Termagant Tuesday: “Cultural Exchange,” Louis Armstrong (et al)



Years ago, at a house party in a dodgy part of D.C., I got into what soon became an argument with some random guy while refiling my drink.  I was in my early 20s and very ego contra mundi; with my college degree, international job, and over-priced one-bedroom apartment, I had a lot to prove.  So anyway, I’m at this party.  It’s a mix of people – some international types, some private sector types, probably about fifty people or so.  Some friend of mine from work had brought me, and, after a few whiskey-sodas, I was having a pretty good time.  Robbie Williams, of all people, was on the stereo, I remember that distinctly, and I remember thinking, “why is Robbie Williams playing?!” as I walked to the bar (aka someone’s dining room table) in the corner to get another drink.
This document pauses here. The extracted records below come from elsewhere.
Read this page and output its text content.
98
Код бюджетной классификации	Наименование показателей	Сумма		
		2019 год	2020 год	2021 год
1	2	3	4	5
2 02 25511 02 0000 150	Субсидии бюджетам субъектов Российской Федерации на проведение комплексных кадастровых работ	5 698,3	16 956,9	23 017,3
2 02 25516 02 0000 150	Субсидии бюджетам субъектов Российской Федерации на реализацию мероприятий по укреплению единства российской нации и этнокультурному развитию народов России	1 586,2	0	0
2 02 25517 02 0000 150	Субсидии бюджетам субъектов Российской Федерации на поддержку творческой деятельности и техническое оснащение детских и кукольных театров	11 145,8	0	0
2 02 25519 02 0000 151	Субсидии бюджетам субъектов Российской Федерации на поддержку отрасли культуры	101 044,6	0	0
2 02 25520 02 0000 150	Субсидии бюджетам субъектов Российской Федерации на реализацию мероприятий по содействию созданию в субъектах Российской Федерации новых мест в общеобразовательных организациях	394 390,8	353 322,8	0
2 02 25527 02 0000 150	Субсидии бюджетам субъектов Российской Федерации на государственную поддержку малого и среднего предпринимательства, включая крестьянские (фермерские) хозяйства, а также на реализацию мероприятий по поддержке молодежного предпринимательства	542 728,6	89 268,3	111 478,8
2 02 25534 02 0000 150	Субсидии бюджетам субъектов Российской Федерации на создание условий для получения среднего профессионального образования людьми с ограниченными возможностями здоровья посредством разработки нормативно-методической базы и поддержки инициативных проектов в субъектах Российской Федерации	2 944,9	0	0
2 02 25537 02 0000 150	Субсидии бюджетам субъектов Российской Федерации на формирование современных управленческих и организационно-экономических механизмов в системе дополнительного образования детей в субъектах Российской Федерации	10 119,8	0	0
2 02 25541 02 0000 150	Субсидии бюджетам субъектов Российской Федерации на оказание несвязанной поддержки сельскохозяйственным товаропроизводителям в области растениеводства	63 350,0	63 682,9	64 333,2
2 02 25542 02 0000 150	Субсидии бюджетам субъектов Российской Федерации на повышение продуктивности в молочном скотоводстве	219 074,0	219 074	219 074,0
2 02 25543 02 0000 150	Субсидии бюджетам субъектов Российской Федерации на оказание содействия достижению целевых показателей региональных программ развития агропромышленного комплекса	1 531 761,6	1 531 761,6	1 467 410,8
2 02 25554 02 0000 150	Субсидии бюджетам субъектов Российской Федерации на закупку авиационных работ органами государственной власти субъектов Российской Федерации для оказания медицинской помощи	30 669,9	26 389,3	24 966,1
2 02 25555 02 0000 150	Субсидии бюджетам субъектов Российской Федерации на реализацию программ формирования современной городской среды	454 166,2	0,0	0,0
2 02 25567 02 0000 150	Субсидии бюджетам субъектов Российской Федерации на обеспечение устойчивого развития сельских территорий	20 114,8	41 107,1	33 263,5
Which is where I met this guy.  His name was Jonah.  We did the obligatory “where do you work” tango, and got to talking about his job.  Jonah worked at the State Department facilitating educational exchanges of foreign college students to the United States and vice versa.  Jonah seemed a little down on it, and I pressed him to explain why.  Jonah said that he thought educational exchanges were fine, but really, what encouraged the growth American values abroad was the spread of capitalism.  I furrowed the ol’ eyebrows and said that seemed a bit of a limp argument.  If it were purely capitalism and free markets, why is America a nation of immigrants?  Because America is an idea, and that idea is self-determination.  Capitalism is an expression of self-determination, it isn’t the end-all, be-all.

We parried and thrusted about this for a while until Jonah, whose stock value was rapidly decreasing, snorted and said something like, “well, I mean, come on: the Soviet Union.”  To which I responded, “uh…what about the Soviet Union?”  He said, “blue jeans, man.  People wanted to buy blue jeans.”  I arched an eyebrow.  “You mean to tell me that, according to you, we brought down the Soviet Union and ended the Cold War with…pants?”

I probably should have left it there, but, well, I didn’t, and I battered him on how the greatness of America lies in the delicate balance between the power of the market and the power of the individual and how people wanted the choice of what kinds of things to buy (like pants), and so on.  If I’d been able to continue, I would have added the power of music – especially the freedom encapsulated in jazz.  But I think Louis Armstrong articulates this far better than I did.  And I bet no one tugged at his elbow and gently suggested maybe it was time to go.

From reports on Dizzy Gillespie
It was clear to the local press he
Quelled the riots in far off Greece
Restored the place to comparative peace
That’s what we call cultural exchange.

When Diz blew, the riots were routed
People danced and they cheered and shouted
The headlines bannered the hour as his
They dropped their stones and they rocked with Diz.
That’s what we call cultural exchange.

Yeah! I remember when Diz was in Greece back in ’57.
He did such a good job we started sending jazz all over the world.
The State Department has discovered jazz
It reaches folks like nothing ever has.
Like when they feel that jazzy rhythm
They know we’re really with ’em.
That’s what we call cultural exchange.

No commodity is quite so strange
as this thing called cultural exchange.
Say that our prestige needs a tonic?
Export the Philharmonic.
That’s what we call cultural exchange!

We put “Oklahoma” in Japan.
“South Pacific” we gave to Iran.
And when all our neighbors call us vermin,
We send out Woody Herman.
That’s what we call cultural exchange.

Gershwin gave the Muscovites a thrill (with Porgy and Bess)
Bernstein was the darling of Brazil (and isn’t he hip?)
And just to stop internal mayhem
We dispatch Martha Graham.
That’s what we call cultural exchange
That’s what we call cultural exchange

Yeah, and if the world gets whacky
We’ll get John to send out Jackie!
(You mean Jackie Robinson?
No man, the First Lady!)
That’s what we call cultural exchange
That’s what we call cultural exchange.


4 thoughts on “Termagant Tuesday: “Cultural Exchange,” Louis Armstrong (et al)

  1. Jeff

    I know the point of your site is music, and every day I look forward to hearing what work you’re going to introduce here, but I have to say I look forward to your introductory remarks just as much. Man, the writing. What a well-told story today.

  2. Thank you, Jeff, that’s very cool of you to say. *I* have to say, I enjoy writing the remarks as much as I enjoy introducing the music. I had forgotten all about that party until this song came on my stereo a few days ago and it all came flooding back. Strangest thing.

  3. Karl Mueller

    It’s got some terrific moments in the lyrics, the sort of thing that puts me at risk of descending into curmudgeonly grousing about how the kids nowadays don’t know how to write good rhymes anymore. But Jeff’s right about the storytelling, too.